Others, including firefighters, are so traumatised by witnessing the sight and sound of the falling bodies they can barely speak about it. The first firefighter to be killed on 9/11 – Danny Suhr – was, in fact, hit by a falling woman. Some families have taken comfort from the fact that their loved-ones decided to jump, as it meant they had taken some control in an out-of-control situation. One mother saying "They were falling into the arms of God".
Of all the photographs taken of those who fell to their deaths, is one known as 'The Falling Man' taken by photographer Richard Drew (see pic above). It is an incredible photograph, and one which has caused great debate over the identity of the individual and whether it was morally right to publish such a picture. Drew has said he "liked to think of the Falling Man as the photographic equivalent of the Tomb of the Unknown Soldier, representing all those who had died by jumping or falling".
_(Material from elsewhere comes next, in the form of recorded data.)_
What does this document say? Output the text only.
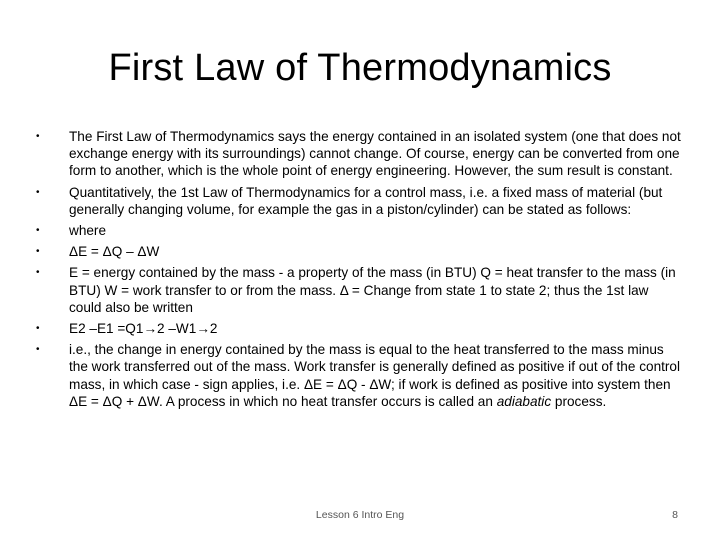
First Law of Thermodynamics
• The First Law of Thermodynamics says the energy contained in an isolated system (one that does not exchange energy with its surroundings) cannot change. Of course, energy can be converted from one form to another, which is the whole point of energy engineering. However, the sum result is constant.
• Quantitatively, the 1st Law of Thermodynamics for a control mass, i.e. a fixed mass of material (but generally changing volume, for example the gas in a piston/cylinder) can be stated as follows:
• where
• ΔE = ΔQ – ΔW
• E = energy contained by the mass - a property of the mass (in BTU) Q = heat transfer to the mass (in BTU) W = work transfer to or from the mass. Δ = Change from state 1 to state 2; thus the 1st law could also be written
• E2 –E1 =Q1→2 –W1→2
• i.e., the change in energy contained by the mass is equal to the heat transferred to the mass minus the work transferred out of the mass. Work transfer is generally defined as positive if out of the control mass, in which case - sign applies, i.e. ΔE = ΔQ - ΔW; if work is defined as positive into system then ΔE = ΔQ + ΔW. A process in which no heat transfer occurs is called an adiabatic process.
Lesson 6 Intro Eng	8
This was a really interesting feature, on a subject which will always remain complex and highly-emotive. And among the thoughts and feelings provoked as I read about these men and women who fell to their deaths, is how must it feel to have to choose your death? Would I have stayed put to be consumed by fire, or let the building collapse on me? Or would I jump out of the window? Suicide is choosing to turn away from life. These people chose one form of death to escape from another. There is no word for that.

Thursday, 1 September 2011

Making a connection

Last night I settled down to watch 'Who Do You Think You Are' on BBC One. I love this series – it's always an entertaining and informative mix of history lesson, practical advice on how to find ancestors, following the trail around the globe, and, of course, seeing 'celebrities' in a different light.
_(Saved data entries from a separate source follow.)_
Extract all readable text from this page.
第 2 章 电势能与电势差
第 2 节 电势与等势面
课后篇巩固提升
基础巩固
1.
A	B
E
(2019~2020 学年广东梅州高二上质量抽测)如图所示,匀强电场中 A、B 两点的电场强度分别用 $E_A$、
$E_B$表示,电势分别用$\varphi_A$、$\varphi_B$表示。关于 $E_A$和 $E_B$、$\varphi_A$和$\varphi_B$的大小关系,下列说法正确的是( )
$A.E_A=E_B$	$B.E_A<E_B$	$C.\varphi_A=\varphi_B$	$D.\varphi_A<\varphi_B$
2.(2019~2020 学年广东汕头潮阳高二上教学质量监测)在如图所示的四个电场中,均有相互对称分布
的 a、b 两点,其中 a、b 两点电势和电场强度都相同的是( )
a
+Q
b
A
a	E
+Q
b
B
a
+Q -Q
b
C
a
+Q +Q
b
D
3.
This week it was the actor Larry Lamb. And what a story! He came from a family of well-known showmen and wild beast menagerie owners. One great-great uncle, called James Day, was a lion tamer known as Jimmy Wildbeast (see pic), while his other, more famous great-great uncle was Thomas Day, alias Martini Bartlett – king of the lion tamers. Fantastic! But alongside the surprising characters, was the rather sad story of Larry's mum who had been adopted and always hoped to see her birth mother again. Unfortunately, she never did.
In every episode I've watched over the years, there is always a moment where even the seemingly 'hardened' celebrities start to get emotional. Jeremy Paxman being a case in point. Sometimes it's because they feel sorry for ancestors who have suffered or fallen on hard times. Or perhaps they have met up with relatives they never knew existed. But last night, Larry Lamb became very emotional as he realised he had more in common with his ancestors than just looks or characteristics. After explaining he had found strength from knowing who his grandparents were, he wanted to say something else, but had to take a moment to compose himself. When he did, he said "Because you're just a part of the journey yourself".
I thought his strong reaction to this notion was both interesting and very moving. Like many people, I've attempted to trace my family tree and, alongside the thrill of making a connection to certain people in a certain place during a certain point in history, is the realisation that, like them, we are born, live, love, laugh, cry... and die. Here one moment, gone the next. That is our connection. It's the same journey, just different outfits.